OP Polonius3 994 | 12,367
28 Aug 2013 #3
Social market economies are a feature of social democratic

A precursor was none other than the late Primate Stefan WyszyƄski who already back in the 1930s had extensively researched and wirtten on the subject. It has been part and parcel of JP2's teachings and has been continued by his successors.

Why do so many Poles complain of the hearltessness of hte current economic system. If it were so social, its rapacious edge should have been blunted. Is Balcerowicz a social freemarketeer or a hard-nosed privateer?
delphiandomine 88 | 18,163
28 Aug 2013 #4
That's because the system generally works - if it's implemented properly. A great example in Poland is with KRUS - how many uneconomic farms are still in business simply because of KRUS?

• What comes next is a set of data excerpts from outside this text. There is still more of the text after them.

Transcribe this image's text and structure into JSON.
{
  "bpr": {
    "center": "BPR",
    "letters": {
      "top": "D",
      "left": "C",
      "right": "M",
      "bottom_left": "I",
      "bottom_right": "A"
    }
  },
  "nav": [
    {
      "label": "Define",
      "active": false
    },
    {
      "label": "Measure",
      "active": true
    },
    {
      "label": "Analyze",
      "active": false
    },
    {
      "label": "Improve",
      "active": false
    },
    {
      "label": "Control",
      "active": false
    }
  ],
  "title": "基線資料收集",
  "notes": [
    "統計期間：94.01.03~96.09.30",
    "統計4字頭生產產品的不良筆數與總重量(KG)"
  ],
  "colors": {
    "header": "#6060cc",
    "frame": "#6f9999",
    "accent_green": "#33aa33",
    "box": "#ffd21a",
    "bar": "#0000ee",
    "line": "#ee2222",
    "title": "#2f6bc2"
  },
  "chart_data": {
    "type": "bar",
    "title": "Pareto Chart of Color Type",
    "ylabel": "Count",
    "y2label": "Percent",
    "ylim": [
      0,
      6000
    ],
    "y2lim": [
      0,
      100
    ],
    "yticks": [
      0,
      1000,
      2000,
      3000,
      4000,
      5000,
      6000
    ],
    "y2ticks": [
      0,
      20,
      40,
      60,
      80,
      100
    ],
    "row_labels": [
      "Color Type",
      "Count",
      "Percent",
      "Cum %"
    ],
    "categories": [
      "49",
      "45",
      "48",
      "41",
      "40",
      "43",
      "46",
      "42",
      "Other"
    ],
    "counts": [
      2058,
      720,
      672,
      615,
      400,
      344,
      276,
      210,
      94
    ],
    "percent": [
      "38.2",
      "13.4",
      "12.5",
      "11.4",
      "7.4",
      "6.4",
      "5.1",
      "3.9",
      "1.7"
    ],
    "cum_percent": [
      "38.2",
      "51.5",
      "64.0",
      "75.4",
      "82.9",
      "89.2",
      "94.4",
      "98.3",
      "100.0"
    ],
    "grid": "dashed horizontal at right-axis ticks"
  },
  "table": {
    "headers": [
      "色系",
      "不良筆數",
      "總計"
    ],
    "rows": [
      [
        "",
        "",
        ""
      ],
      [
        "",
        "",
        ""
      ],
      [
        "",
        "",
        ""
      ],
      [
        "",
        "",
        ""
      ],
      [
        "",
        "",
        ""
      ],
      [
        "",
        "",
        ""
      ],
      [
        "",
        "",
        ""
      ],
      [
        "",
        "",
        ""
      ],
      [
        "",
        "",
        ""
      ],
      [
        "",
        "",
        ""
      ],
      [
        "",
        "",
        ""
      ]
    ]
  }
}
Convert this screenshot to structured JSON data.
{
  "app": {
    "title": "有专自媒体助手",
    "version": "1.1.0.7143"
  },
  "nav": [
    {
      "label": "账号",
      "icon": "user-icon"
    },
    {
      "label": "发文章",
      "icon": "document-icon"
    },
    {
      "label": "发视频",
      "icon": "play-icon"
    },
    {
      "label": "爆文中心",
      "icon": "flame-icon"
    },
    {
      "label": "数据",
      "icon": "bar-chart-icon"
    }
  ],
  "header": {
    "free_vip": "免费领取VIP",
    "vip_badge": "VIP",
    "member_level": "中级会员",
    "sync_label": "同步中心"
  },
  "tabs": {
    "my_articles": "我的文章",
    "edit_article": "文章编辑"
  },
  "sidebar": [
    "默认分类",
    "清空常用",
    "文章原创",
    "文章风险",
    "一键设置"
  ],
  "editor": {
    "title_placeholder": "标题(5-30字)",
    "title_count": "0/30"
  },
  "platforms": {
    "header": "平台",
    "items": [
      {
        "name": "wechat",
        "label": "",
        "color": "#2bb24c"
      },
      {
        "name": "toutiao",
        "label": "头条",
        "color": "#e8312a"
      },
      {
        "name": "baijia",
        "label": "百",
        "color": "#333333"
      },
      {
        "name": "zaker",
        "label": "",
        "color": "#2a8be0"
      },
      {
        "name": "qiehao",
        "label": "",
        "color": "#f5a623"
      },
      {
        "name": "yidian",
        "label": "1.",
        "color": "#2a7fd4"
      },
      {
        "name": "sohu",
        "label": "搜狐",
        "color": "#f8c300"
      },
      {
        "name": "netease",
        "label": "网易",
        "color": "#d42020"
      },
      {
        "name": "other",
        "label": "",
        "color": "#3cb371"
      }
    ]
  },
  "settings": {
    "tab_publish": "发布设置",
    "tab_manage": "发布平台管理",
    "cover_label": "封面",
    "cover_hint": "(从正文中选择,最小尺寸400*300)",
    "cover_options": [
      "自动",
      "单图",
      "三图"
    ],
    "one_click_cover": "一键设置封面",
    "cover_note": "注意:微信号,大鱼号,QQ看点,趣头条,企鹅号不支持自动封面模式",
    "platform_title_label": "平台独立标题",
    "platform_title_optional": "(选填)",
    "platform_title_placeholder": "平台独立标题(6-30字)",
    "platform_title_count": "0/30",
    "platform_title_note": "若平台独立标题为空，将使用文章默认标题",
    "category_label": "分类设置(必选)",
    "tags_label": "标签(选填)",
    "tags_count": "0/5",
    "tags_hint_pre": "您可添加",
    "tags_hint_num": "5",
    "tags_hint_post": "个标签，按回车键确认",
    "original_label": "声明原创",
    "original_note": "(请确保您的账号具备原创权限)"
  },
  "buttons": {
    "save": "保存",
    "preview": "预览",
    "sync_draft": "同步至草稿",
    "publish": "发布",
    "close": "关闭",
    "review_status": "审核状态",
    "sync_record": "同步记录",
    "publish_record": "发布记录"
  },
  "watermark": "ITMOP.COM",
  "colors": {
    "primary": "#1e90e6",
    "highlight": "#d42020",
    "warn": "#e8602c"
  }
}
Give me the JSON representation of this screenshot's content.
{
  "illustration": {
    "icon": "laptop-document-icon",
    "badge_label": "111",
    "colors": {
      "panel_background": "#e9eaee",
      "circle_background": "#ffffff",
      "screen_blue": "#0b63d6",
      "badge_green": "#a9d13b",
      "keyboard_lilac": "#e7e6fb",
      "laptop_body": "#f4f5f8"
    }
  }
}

Catholicism and social democracy do tend to go well with each other.

Why do so many Poles complain of the hearltessness of hte current economic system.

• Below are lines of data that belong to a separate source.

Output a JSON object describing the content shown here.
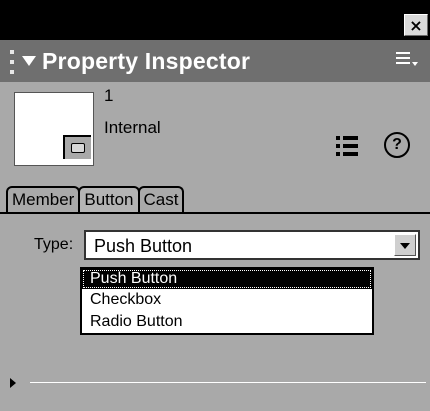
{
  "window": {
    "close_glyph": "×"
  },
  "titlebar": {
    "title": "Property Inspector",
    "collapse_icon": "triangle-down-icon",
    "menu_icon": "options-menu-icon"
  },
  "member": {
    "number": "1",
    "cast": "Internal"
  },
  "tools": {
    "list_icon": "list-view-icon",
    "help_label": "?"
  },
  "tabs": [
    {
      "label": "Member",
      "active": false
    },
    {
      "label": "Button",
      "active": true
    },
    {
      "label": "Cast",
      "active": false
    }
  ],
  "type_field": {
    "label": "Type:",
    "value": "Push Button",
    "options": [
      "Push Button",
      "Checkbox",
      "Radio Button"
    ],
    "selected_index": 0
  },
  "colors": {
    "panel_bg": "#a9a9a9",
    "titlebar_bg": "#6f6f6f",
    "selection_bg": "#000000"
  }
}
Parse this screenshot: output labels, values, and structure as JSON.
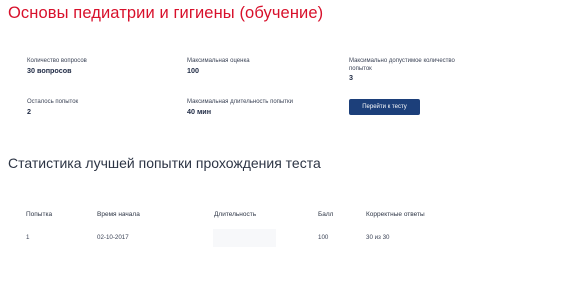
{
  "page": {
    "title": "Основы педиатрии и гигиены (обучение)"
  },
  "stats": {
    "questions_count": {
      "label": "Количество вопросов",
      "value": "30 вопросов"
    },
    "max_score": {
      "label": "Максимальная оценка",
      "value": "100"
    },
    "max_attempts": {
      "label": "Максимально допустимое количество попыток",
      "value": "3"
    },
    "attempts_left": {
      "label": "Осталось попыток",
      "value": "2"
    },
    "max_duration": {
      "label": "Максимальная длительность попытки",
      "value": "40 мин"
    }
  },
  "actions": {
    "start_test_label": "Перейти к тесту"
  },
  "best_attempt": {
    "title": "Статистика лучшей попытки прохождения теста",
    "columns": [
      "Попытка",
      "Время начала",
      "Длительность",
      "Балл",
      "Корректные ответы"
    ],
    "rows": [
      [
        "1",
        "02-10-2017",
        "",
        "100",
        "30 из 30"
      ]
    ]
  },
  "colors": {
    "title_red": "#d8102b",
    "button_blue": "#1c3f7a"
  }
}
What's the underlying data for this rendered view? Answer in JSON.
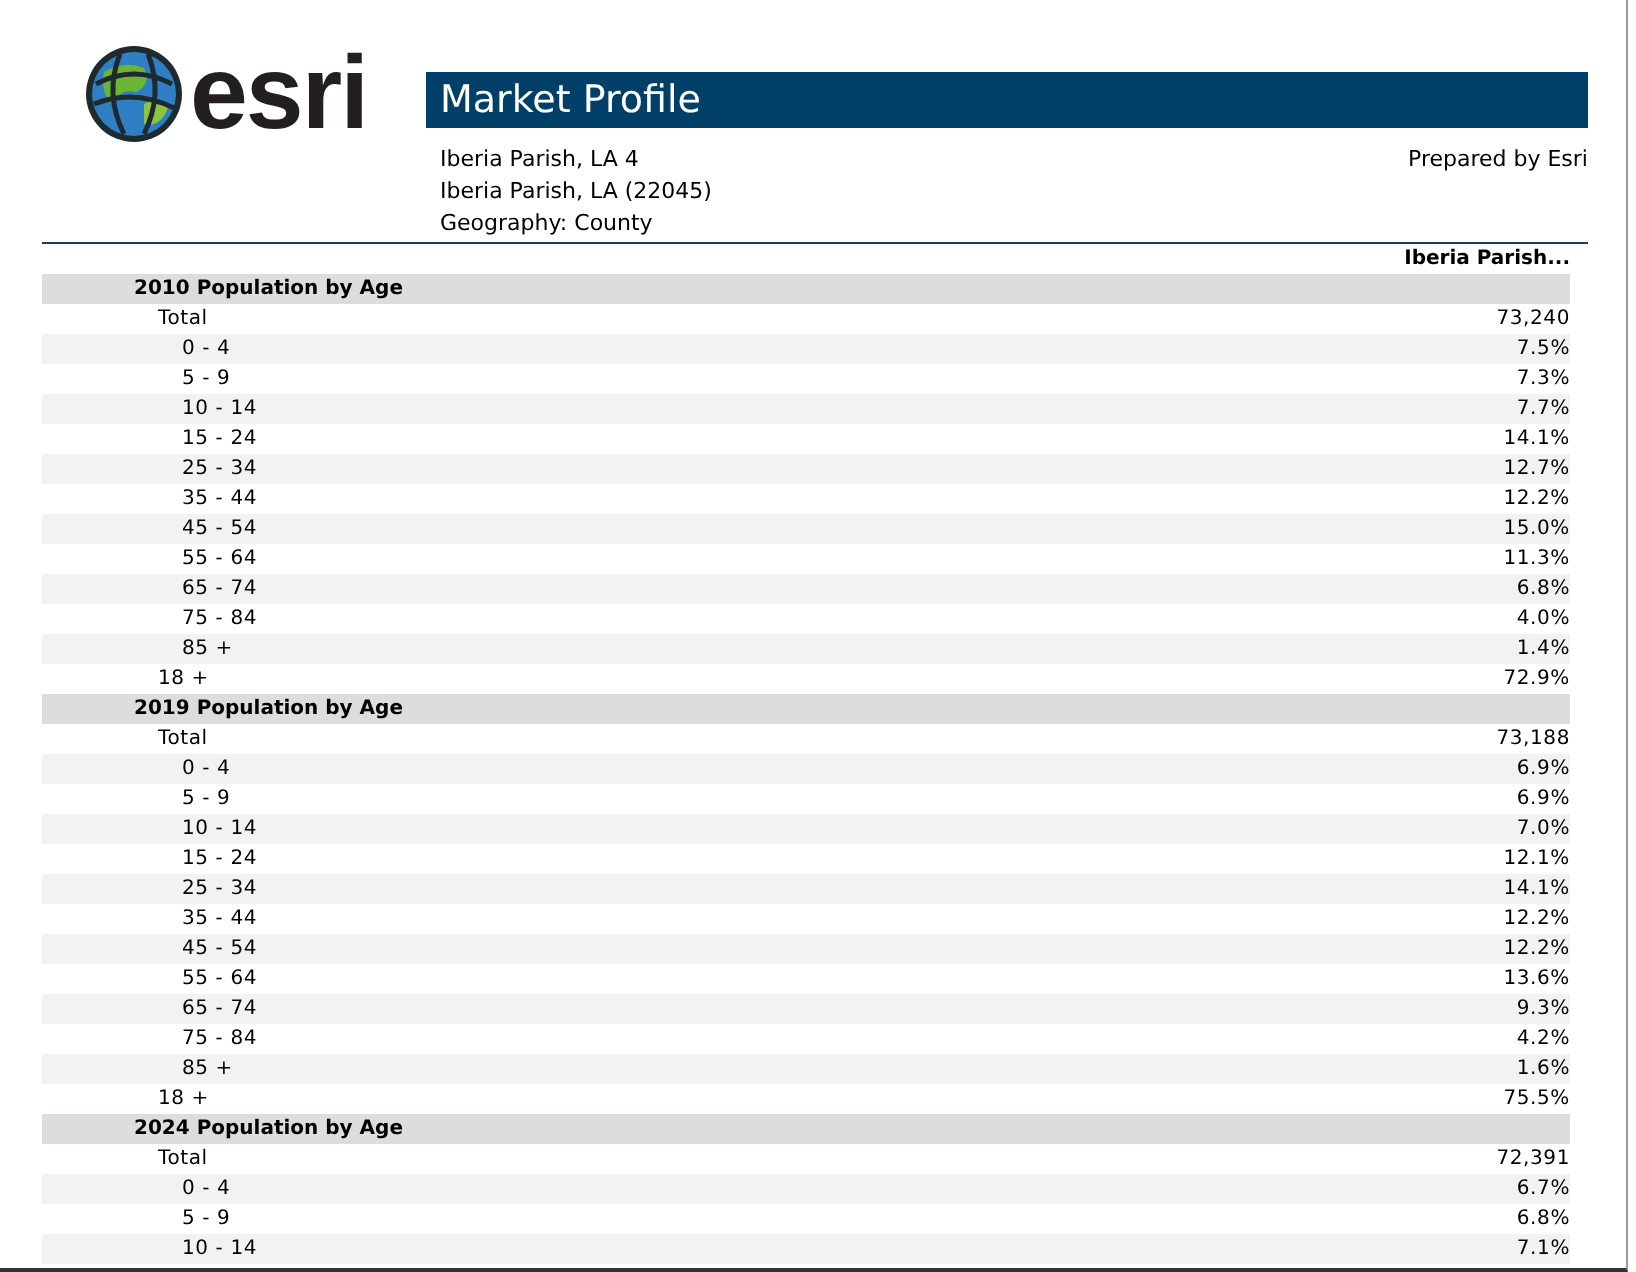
{
  "logo": {
    "text": "esri"
  },
  "title": "Market Profile",
  "location_lines": [
    "Iberia Parish, LA 4",
    "Iberia Parish, LA (22045)",
    "Geography: County"
  ],
  "prepared_by": "Prepared by Esri",
  "column_header": "Iberia Parish...",
  "sections": [
    {
      "title": "2010 Population by Age",
      "rows": [
        {
          "kind": "total",
          "label": "Total",
          "value": "73,240"
        },
        {
          "kind": "age",
          "label": "0 - 4",
          "value": "7.5%"
        },
        {
          "kind": "age",
          "label": "5 - 9",
          "value": "7.3%"
        },
        {
          "kind": "age",
          "label": "10 - 14",
          "value": "7.7%"
        },
        {
          "kind": "age",
          "label": "15 - 24",
          "value": "14.1%"
        },
        {
          "kind": "age",
          "label": "25 - 34",
          "value": "12.7%"
        },
        {
          "kind": "age",
          "label": "35 - 44",
          "value": "12.2%"
        },
        {
          "kind": "age",
          "label": "45 - 54",
          "value": "15.0%"
        },
        {
          "kind": "age",
          "label": "55 - 64",
          "value": "11.3%"
        },
        {
          "kind": "age",
          "label": "65 - 74",
          "value": "6.8%"
        },
        {
          "kind": "age",
          "label": "75 - 84",
          "value": "4.0%"
        },
        {
          "kind": "age",
          "label": "85 +",
          "value": "1.4%"
        },
        {
          "kind": "total",
          "label": "18 +",
          "value": "72.9%"
        }
      ]
    },
    {
      "title": "2019 Population by Age",
      "rows": [
        {
          "kind": "total",
          "label": "Total",
          "value": "73,188"
        },
        {
          "kind": "age",
          "label": "0 - 4",
          "value": "6.9%"
        },
        {
          "kind": "age",
          "label": "5 - 9",
          "value": "6.9%"
        },
        {
          "kind": "age",
          "label": "10 - 14",
          "value": "7.0%"
        },
        {
          "kind": "age",
          "label": "15 - 24",
          "value": "12.1%"
        },
        {
          "kind": "age",
          "label": "25 - 34",
          "value": "14.1%"
        },
        {
          "kind": "age",
          "label": "35 - 44",
          "value": "12.2%"
        },
        {
          "kind": "age",
          "label": "45 - 54",
          "value": "12.2%"
        },
        {
          "kind": "age",
          "label": "55 - 64",
          "value": "13.6%"
        },
        {
          "kind": "age",
          "label": "65 - 74",
          "value": "9.3%"
        },
        {
          "kind": "age",
          "label": "75 - 84",
          "value": "4.2%"
        },
        {
          "kind": "age",
          "label": "85 +",
          "value": "1.6%"
        },
        {
          "kind": "total",
          "label": "18 +",
          "value": "75.5%"
        }
      ]
    },
    {
      "title": "2024 Population by Age",
      "rows": [
        {
          "kind": "total",
          "label": "Total",
          "value": "72,391"
        },
        {
          "kind": "age",
          "label": "0 - 4",
          "value": "6.7%"
        },
        {
          "kind": "age",
          "label": "5 - 9",
          "value": "6.8%"
        },
        {
          "kind": "age",
          "label": "10 - 14",
          "value": "7.1%"
        }
      ]
    }
  ]
}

Because they thought that they would immediately get rich after the change of the system and they didn't. Those complaining tend to be the ones who were quite unproductive in the PRL and who had no interest in suddenly working hard.

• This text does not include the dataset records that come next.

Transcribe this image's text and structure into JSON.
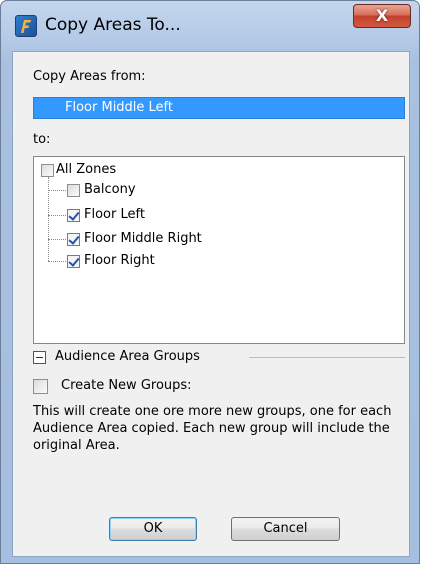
{
  "window": {
    "title": "Copy Areas To...",
    "close_label": "X"
  },
  "copy_from": {
    "label": "Copy Areas from:",
    "value": "Floor Middle Left"
  },
  "to": {
    "label": "to:",
    "tree": {
      "root": {
        "label": "All Zones",
        "checked": false
      },
      "children": [
        {
          "label": "Balcony",
          "checked": false
        },
        {
          "label": "Floor Left",
          "checked": true
        },
        {
          "label": "Floor Middle Right",
          "checked": true
        },
        {
          "label": "Floor Right",
          "checked": true
        }
      ]
    }
  },
  "groups": {
    "section_label": "Audience Area Groups",
    "create_label": "Create New Groups:",
    "create_checked": false,
    "description": "This will create one ore more new groups, one for each Audience Area copied. Each new group will include the original Area."
  },
  "buttons": {
    "ok": "OK",
    "cancel": "Cancel"
  },
  "icons": {
    "app": "app-logo-icon",
    "close": "close-icon",
    "collapse": "collapse-minus-icon"
  }
}
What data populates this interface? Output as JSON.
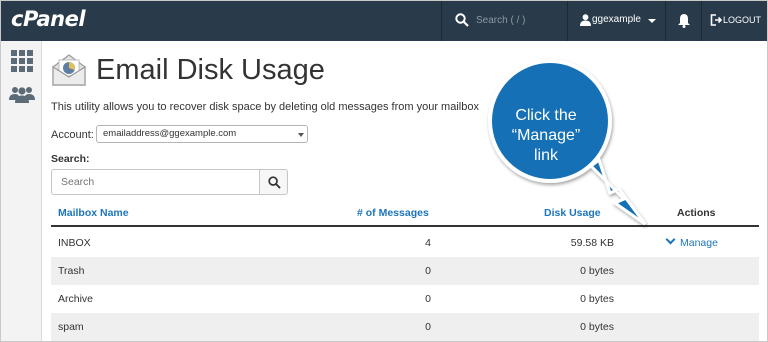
{
  "topbar": {
    "logo": "cPanel",
    "search_placeholder": "Search ( / )",
    "username": "ggexample",
    "logout_label": "LOGOUT"
  },
  "page": {
    "title": "Email Disk Usage",
    "description": "This utility allows you to recover disk space by deleting old messages from your mailbox"
  },
  "account": {
    "label": "Account:",
    "selected": "emailaddress@ggexample.com"
  },
  "search": {
    "label": "Search:",
    "placeholder": "Search"
  },
  "table": {
    "headers": {
      "name": "Mailbox Name",
      "messages": "# of Messages",
      "usage": "Disk Usage",
      "actions": "Actions"
    },
    "rows": [
      {
        "name": "INBOX",
        "messages": "4",
        "usage": "59.58 KB",
        "action": "Manage"
      },
      {
        "name": "Trash",
        "messages": "0",
        "usage": "0 bytes",
        "action": ""
      },
      {
        "name": "Archive",
        "messages": "0",
        "usage": "0 bytes",
        "action": ""
      },
      {
        "name": "spam",
        "messages": "0",
        "usage": "0 bytes",
        "action": ""
      }
    ]
  },
  "callout": {
    "line1": "Click the",
    "line2": "“Manage”",
    "line3": "link",
    "color": "#1570b5"
  },
  "colors": {
    "topbar": "#293a4a",
    "link": "#1c75bc"
  }
}
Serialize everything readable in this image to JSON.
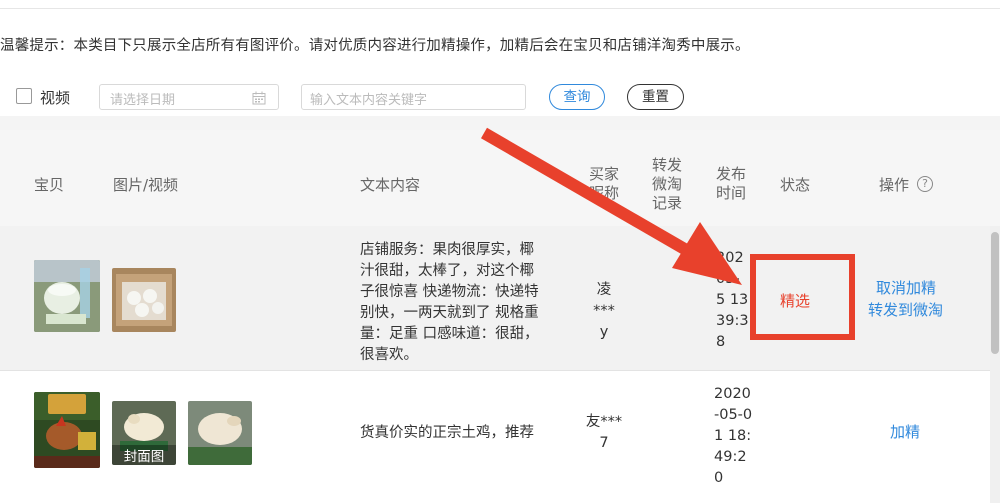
{
  "notice": "温馨提示：本类目下只展示全店所有有图评价。请对优质内容进行加精操作，加精后会在宝贝和店铺洋淘秀中展示。",
  "filters": {
    "video_label": "视频",
    "date_placeholder": "请选择日期",
    "keyword_placeholder": "输入文本内容关键字",
    "query_label": "查询",
    "reset_label": "重置"
  },
  "table": {
    "headers": {
      "item": "宝贝",
      "media": "图片/视频",
      "text": "文本内容",
      "buyer": [
        "买家",
        "昵称"
      ],
      "repost": [
        "转发",
        "微淘",
        "记录"
      ],
      "time": [
        "发布",
        "时间"
      ],
      "status": "状态",
      "ops": "操作"
    },
    "rows": [
      {
        "text_lines": [
          "店铺服务：果肉很厚实，椰",
          "汁很甜，太棒了，对这个椰",
          "子很惊喜 快递物流：快递特",
          "别快，一两天就到了 规格重",
          "量：足重 口感味道：很甜，",
          "很喜欢。"
        ],
        "buyer_lines": [
          "凌***",
          "y"
        ],
        "time_lines": [
          "202",
          "05-",
          "5 13",
          "39:3",
          "8"
        ],
        "status": "精选",
        "ops": [
          "取消加精",
          "转发到微淘"
        ]
      },
      {
        "cover_label": "封面图",
        "text": "货真价实的正宗土鸡，推荐",
        "buyer_lines": [
          "友***",
          "7"
        ],
        "time_lines": [
          "2020",
          "-05-0",
          "1 18:",
          "49:2",
          "0"
        ],
        "ops": [
          "加精"
        ]
      }
    ]
  }
}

If it wasn't for Balcerowicz, we would have - at best - another Argentina.
OP Polonius3 994 | 12,367
28 Aug 2013 #5
had no interest in suddenly working hard.

A very uncharitable and arrogant statement by a have against the have-nots. Did anyone ask to be born in a town where the sole employer got balcerised throwing everybody out of work? Such a one couldn't move to another town because the situation there was the same.

Balcerowicz hand-over of the economy to foreign capital was a sell-out from whcih Poland may never recover. Rather than helping create a native entrepreneurial class, he sold off Poland's industries at a fraction of their value.
delphiandomine 88 | 18,163
28 Aug 2013 #6
A very uncharitable and arrogant statement by a have against the have-nots.

And a very truthful statement. There was a huge cadre of workers in 1989 who had no real interest in working properly - they had spent a significant amount of time in a system where it was nearly impossible to get fired for being bad at your job - and these are the ones who struggled immensely in the new era. Meanwhile, those that knew how to work found themselves in a much better situation.

Did anyone ask to be born in a town where the sole employer got balcerised throwing everybody out of work?

Perhaps it wouldn't have happened had they been productive to begin with. Did you know that East German productivity still lags considerably behind the West, even all these years later?

Balzerman's hand-over of the economy to foreign capital was a sell-out from whcih Poland may never recover.

What was the alternative? Poland had no money at all - and she had to make sure that her liabilities (pensions, etc) were still paid. The factories were often old and outdated - and unprofitable. I'm a huge supporter of worker self government in the Yugoslav model - but experience shows us that Solidarity management was every bit as awful as PZPR management.

Rather than helping create a native entrepreneurial class, he sold off Poland's industries at a fraction of their value.

Many of those industries were worthless.